Awesome thank you! These work as expected!!

image

joelostblom commented 1 year ago

So after https://github.com/image-rs/image-png/pull/403 has been merged, would vl-convert and/or altair need updates as well or does it pass through additional parameter so that the png renderer could take a ppi argument as is? I wonder if it would be confusing that the images don't change resolution in JupyterLab, but I guess we could remedy that by noting it in the documentation

jonmmease commented 1 year ago

Awesome thank you! These work as expected!!

🎉 I'll follow up on that PR. I don't have a good way of doing a full vl-convert release against a git branch of a dependency, but we can get started at least.

Would it be helpful to you to have a dev build ASAP for working on the book?

joelostblom commented 1 year ago

Great, thank you! Yes it would be helpful with a dev build for the book I'm working on, but I don't think it needs to be ASAP so whenever you get the chance to put one up then that's good for me. Thanks for exploring this and working out what was going on!

What do you think is the best solution for the fact that different contexts seem to handle interpret ppi attribute of PNG files differently? Both GitHub and JupyterLab seem to show the images as the same size, so is jupyter book the odd one out here? I guess since Jupyter supports SVG, it would be easy to recommend that format for seeing higher resolution image in jupyter book itself, and maybe this ppi option is mostly for saving/exporting image to PNG files as well as including them in contexts that don't support SVG, such as Jupyter Book with Latex

I asked a related question here https://github.com/jupyterlab/jupyterlab/issues/14840

jonmmease commented 1 year ago

Sounds good. I'll keep you posted.

Regarding displaying in Jupyter, I wonder if we could use a generalization of the retina trick above to achieve the same effect as what happens in Jupyter Book / LaTeX.

jonmmease commented 1 year ago

So after https://github.com/image-rs/image-png/pull/403 has been merged, would vl-convert and/or altair need updates as well or does it pass through additional parameter so that the png renderer could take a ppi argument as is?

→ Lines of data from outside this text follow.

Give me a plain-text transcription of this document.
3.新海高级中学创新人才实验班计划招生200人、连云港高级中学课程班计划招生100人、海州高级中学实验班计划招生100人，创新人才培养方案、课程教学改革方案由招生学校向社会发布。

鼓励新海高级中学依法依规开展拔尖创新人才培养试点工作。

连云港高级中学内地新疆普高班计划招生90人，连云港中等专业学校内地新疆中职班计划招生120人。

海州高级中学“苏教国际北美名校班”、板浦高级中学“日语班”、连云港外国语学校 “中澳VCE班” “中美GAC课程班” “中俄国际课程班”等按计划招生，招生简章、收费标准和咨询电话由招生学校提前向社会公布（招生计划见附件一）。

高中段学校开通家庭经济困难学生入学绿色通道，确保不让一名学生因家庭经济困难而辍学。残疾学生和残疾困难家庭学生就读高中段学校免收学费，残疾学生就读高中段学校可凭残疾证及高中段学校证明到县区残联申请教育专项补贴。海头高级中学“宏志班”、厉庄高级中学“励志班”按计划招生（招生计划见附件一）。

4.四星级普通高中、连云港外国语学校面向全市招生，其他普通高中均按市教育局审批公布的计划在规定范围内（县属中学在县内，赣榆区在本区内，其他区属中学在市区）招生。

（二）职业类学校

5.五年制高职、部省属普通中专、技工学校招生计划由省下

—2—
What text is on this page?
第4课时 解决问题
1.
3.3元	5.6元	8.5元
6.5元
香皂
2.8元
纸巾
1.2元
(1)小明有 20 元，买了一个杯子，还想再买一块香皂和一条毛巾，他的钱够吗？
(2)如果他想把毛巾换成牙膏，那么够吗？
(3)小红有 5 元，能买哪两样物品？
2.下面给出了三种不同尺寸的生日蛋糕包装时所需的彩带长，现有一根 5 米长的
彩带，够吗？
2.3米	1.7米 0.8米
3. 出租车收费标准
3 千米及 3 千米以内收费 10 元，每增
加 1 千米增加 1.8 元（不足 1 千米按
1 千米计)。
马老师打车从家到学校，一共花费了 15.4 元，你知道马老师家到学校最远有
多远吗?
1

Sorry, I missed this question. Yeah, vl-convert will need a new release to update this dependency and add the ppi kwarg to the vlc.*_to_png functions. Then we will need to update the PNG renderer in Altair to take a ppi argument and pass it through to vl-convert (if vl-convert is a new enough version). Ideally, the Altair PNG renderer would also include logic similar to the retina flag in IPython.display.Image to make the image appear to be the same size as it will in the PDF export, but I don't have a good sense yet of how complex that will be.